I fail to see how increasing the lengnth of the span across the front and back pane would in any way differ from doing so to the side panes, either way you are doubling the span with a seam... how would it be any different? Actually it should in theory be less of an issue do to the fact that its a shorter span.
Now as for the thickness of glass. The water level is going to be the same height as it would be in the origional tanks, im not making the the tank taller which would be the determining factor in how thick the glass needs to be, which it would seem was already done at the factory since neither of my tanks has cracked yet, so thickness of glass is kinda a non issue asiede from the fact that if it were thicker i might have forgone some of the bracing.

I am definately appreciating all the feed back guys. And if someone knows of something im not considering here please let me know.

I guess if it was braced it might work. I'm no pro, I was under the impression from previous build threads I've read that depth was the determining factory for glass thickness and making sure it could handle the pressure of the water volume. 12" front to back depth, double it to 24", wouldn't that add more pressure to the front and back panes? Front to back depth, not actually vertical water depth. I wasn't aware it was the water vertical depth that determines glass thickness.

I personally would never attempt such a thing on property I didn't own, but good luck and if you do attempt this you definitely need to document it so we can see how it went.
 
I guess if it was braced it might work. I'm no pro, I was under the impression from previous build threads I've read that depth was the determining factory for glass thickness and making sure it could handle the pressure of the water volume. 12" front to back depth, double it to 24", wouldn't that add more pressure to the front and back panes? Front to back depth, not actually vertical water depth. I wasn't aware it was the water vertical depth that determines glass thickness.

I personally would never attempt such a thing on property I didn't own, but good luck and if you do attempt this you definitely need to document it so we can see how it went.

Actually vertical depth, or water depth is a HUGE factor in determining glass thickness. I mean there are always other factors to consider such as the amout of bracing and things like that which also play a roll.
You could have 120 gallons of water for example at a height of an inch and it would be huge front to back, but you wouldnt need hardly any thickness at all in the glass to hold the water pressure. now step that up to 2ft water height and the amount of pressure from the weight of the water being piled up in a small area like that creates exponentially more pressure in all directions (aside from up of course) and dictates the need for thicker glass.
Not sure im conveying this in any kind of effective way, I know the idea, and what im tryin to say but im just not sure how to explain it :irked:
 
Wow, people spew opinions without knowledge a lot.

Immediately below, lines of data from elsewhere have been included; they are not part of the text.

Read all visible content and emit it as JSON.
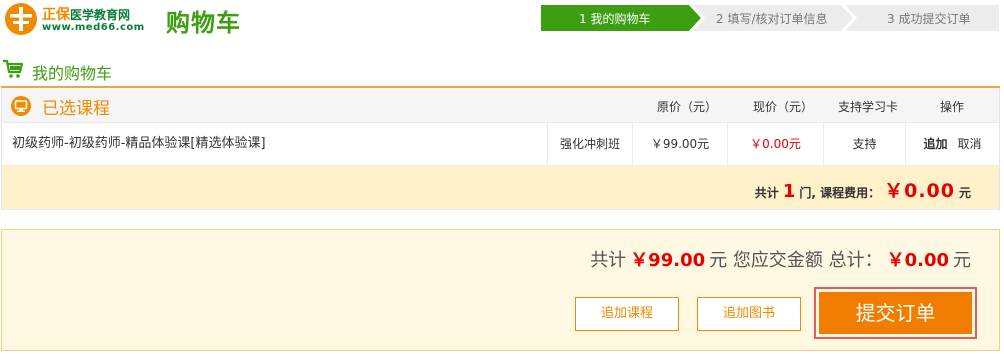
{
  "brand": {
    "short_name": "正保",
    "site_name": "医学教育网",
    "url": "www.med66.com"
  },
  "page_title": "购物车",
  "steps": [
    {
      "label": "1  我的购物车",
      "active": true
    },
    {
      "label": "2  填写/核对订单信息",
      "active": false
    },
    {
      "label": "3  成功提交订单",
      "active": false
    }
  ],
  "my_cart_label": "我的购物车",
  "table": {
    "section_title": "已选课程",
    "headers": {
      "original_price": "原价（元）",
      "current_price": "现价（元）",
      "study_card": "支持学习卡",
      "actions": "操作"
    },
    "rows": [
      {
        "course_name": "初级药师-初级药师-精品体验课[精选体验课]",
        "class_type": "强化冲刺班",
        "original_price": "￥99.00元",
        "current_price": "￥0.00元",
        "study_card": "支持",
        "add_label": "追加",
        "cancel_label": "取消"
      }
    ],
    "footer": {
      "prefix": "共计",
      "count": "1",
      "mid": "门, 课程费用：",
      "fee": "￥0.00",
      "unit": "元"
    }
  },
  "summary": {
    "prefix": "共计",
    "original_total": "￥99.00",
    "mid": "元 您应交金额 总计：",
    "pay_total": "￥0.00",
    "unit": "元"
  },
  "buttons": {
    "add_course": "追加课程",
    "add_book": "追加图书",
    "submit": "提交订单"
  },
  "colors": {
    "brand_green": "#3d9e12",
    "accent_orange": "#f08a00",
    "price_red": "#e60000",
    "highlight_border": "#e85a5a"
  }
}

Water depth, as in vertical depth is what determines glass thickness. I can build a million gallon tank with 1/8" glass as long as i don't build it to high.

As for the OP's question, yes it can be done. Most 55's need support as they are built with the bare minimum glass and use a center brace to compensate for the depth. As you will be increasing the footprint from front to back you will need to brace front to back AND side to side. If however your tank was built with 8mm glass or larger you may be able to skip side to side bracing. 6mm glass just has too low of a safety factor imho to trust at that water depth without bracing for any long side. 8mm glass has a safety factor of 2.6 without bracing, 6mm has a 1.5 and 1/4" has 1.7. thats what you need to be aware of when doing this project. GL


EXACTLY what this guy said. All that matters is vertical depth of the water, not width of the tank.
 
I am a believer in nothing ventured, nothing gained. Give it your best shot.
 
Very informative. pretty much reinforces the theories i already had in this crazy head of mine about the engineering/bracing side of things making the tank work, which i already had in my head, just didnt really know how to describe it all. and great information on glass thickness vs. depth of water. thanks.